Het doet me denken aan de wijze lessen van Botwinnik.
Botwinnik sprak op strenge toon tegen zijn leerlingen. Beroemde uitspraken van hem zijn: “Je moet alles gezien hebben!” Of: “Eerst denken en dan pas een zet doen!” Vooral Kasparov, zijn beroemdste en beste leerling, moest het ontgelden. Regelmatig kreeg deze te horen: “Gary, als je niet oppast wordt je een nieuwe Larsen of Taimanov”(!!) Ja!
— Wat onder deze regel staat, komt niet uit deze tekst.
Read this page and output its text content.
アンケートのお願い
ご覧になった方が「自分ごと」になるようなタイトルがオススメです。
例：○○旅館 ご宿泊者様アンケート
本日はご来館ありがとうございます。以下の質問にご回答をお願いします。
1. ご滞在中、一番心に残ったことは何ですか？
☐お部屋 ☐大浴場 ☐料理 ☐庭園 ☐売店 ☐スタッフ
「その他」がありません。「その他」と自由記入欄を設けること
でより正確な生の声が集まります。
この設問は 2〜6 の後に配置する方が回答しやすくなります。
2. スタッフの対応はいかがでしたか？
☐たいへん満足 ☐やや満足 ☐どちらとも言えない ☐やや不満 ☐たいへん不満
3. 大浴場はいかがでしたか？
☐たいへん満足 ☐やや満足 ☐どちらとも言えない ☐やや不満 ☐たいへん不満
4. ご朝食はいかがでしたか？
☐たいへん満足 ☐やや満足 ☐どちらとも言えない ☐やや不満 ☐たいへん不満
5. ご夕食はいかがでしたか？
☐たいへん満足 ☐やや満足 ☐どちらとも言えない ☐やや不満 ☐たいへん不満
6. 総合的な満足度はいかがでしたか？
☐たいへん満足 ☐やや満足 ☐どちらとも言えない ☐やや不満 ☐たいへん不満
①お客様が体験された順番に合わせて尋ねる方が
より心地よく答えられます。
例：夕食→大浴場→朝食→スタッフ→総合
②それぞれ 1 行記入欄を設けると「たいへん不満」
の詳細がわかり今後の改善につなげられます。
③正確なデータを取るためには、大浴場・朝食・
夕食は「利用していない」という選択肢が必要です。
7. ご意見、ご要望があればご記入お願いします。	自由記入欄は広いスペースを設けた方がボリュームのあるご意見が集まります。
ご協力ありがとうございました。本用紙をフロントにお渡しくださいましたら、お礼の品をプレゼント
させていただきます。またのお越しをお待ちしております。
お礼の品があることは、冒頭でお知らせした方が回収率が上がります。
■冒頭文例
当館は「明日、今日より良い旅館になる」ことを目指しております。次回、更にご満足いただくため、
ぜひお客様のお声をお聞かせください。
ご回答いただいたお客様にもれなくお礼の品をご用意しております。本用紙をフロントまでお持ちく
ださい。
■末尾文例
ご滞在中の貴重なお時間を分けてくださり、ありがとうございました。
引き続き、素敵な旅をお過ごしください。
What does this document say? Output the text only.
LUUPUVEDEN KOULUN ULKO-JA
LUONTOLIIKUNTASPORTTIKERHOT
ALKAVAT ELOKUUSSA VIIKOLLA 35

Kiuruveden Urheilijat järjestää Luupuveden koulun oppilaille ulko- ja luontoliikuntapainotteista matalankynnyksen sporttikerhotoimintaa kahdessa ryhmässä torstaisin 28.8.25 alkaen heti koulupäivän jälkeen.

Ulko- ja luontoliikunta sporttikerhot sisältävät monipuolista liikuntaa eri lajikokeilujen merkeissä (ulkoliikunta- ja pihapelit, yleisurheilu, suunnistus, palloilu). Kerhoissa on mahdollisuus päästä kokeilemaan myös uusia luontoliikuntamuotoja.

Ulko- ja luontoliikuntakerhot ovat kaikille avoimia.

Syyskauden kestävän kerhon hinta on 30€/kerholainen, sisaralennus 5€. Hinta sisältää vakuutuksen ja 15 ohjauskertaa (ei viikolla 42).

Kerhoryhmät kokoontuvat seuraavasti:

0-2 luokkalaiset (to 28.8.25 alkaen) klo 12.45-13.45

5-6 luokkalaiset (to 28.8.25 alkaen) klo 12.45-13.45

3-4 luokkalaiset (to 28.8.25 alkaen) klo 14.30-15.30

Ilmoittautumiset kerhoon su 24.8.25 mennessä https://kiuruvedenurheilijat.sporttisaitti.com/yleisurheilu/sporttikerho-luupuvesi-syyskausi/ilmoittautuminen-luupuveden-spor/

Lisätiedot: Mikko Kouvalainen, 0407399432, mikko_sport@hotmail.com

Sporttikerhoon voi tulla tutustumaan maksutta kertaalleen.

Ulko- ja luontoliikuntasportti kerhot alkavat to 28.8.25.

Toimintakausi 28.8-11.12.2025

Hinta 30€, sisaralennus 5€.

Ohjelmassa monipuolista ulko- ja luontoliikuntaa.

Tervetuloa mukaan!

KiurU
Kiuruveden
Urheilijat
Dit verschrikkelijke vooruitzicht heeft op de jonge Gary een heilzame werking gehad. Kei- en keihard werken. Allemaal om te verhinderen dat hij zou afglijden naar een Larsen of Taimanov. Kasparov zou in zijn jonge jaren namelijk te impulsief zijn geweest – volgens Botwinnik.
Meester Botwinnik en leerling Kasparov.
De noodzaak om alles te moeten zien is alleen weggelegd voor de allergrootsten der aarde. Zelfs Karpov zei dat het onvermijdelijk was dat hij fouten in een schaakpartij maakte.
De eenvoud van het leven
En die strategie om alles gezien te hebben, heeft Kasparov uiteindelijk geen windeieren gelegd.
Ooit dacht een jonge meester, zijn naam kan ik niet meer uit mijn herinneringen terughalen, na over hoe hij Kasparov, zijn tegenstander van de volgende dag, tegemoet moest treden. Na enige overpeinzingen nam hij het volgende besluit: iemand als Kasparov moet je met zijn eigen middelen bestrijden! Zo gedacht, zo gedaan. De volgende dag kwam er al snel een messcherpe variant op het bord. De jonge meester offerde een pion. In de demonstratiezaal verschoof de aandacht naar de partij waar Kasparov achter de zwarte stukken zat. Is dit pionoffer speelbaar? Het ziet er anders gevaarlijk genoeg uit. De jonge meester offerde een tweede pion! Het rumoer in de zaal was daar niet meer te houden. Het fundament van de zwarte stelling werd daar aan flarden geslagen! De handen vlogen daar over het bord en er waren al heel wat winstvarianten voor wit gevonden. En toen offerde de jonge meester een paard!! De witte stukken zouden binnenkort de vijandelijke linies binnendringen! En toen …, toen … , toen …, stond de jonge meester verloren. Twee zetten later gaf hij op.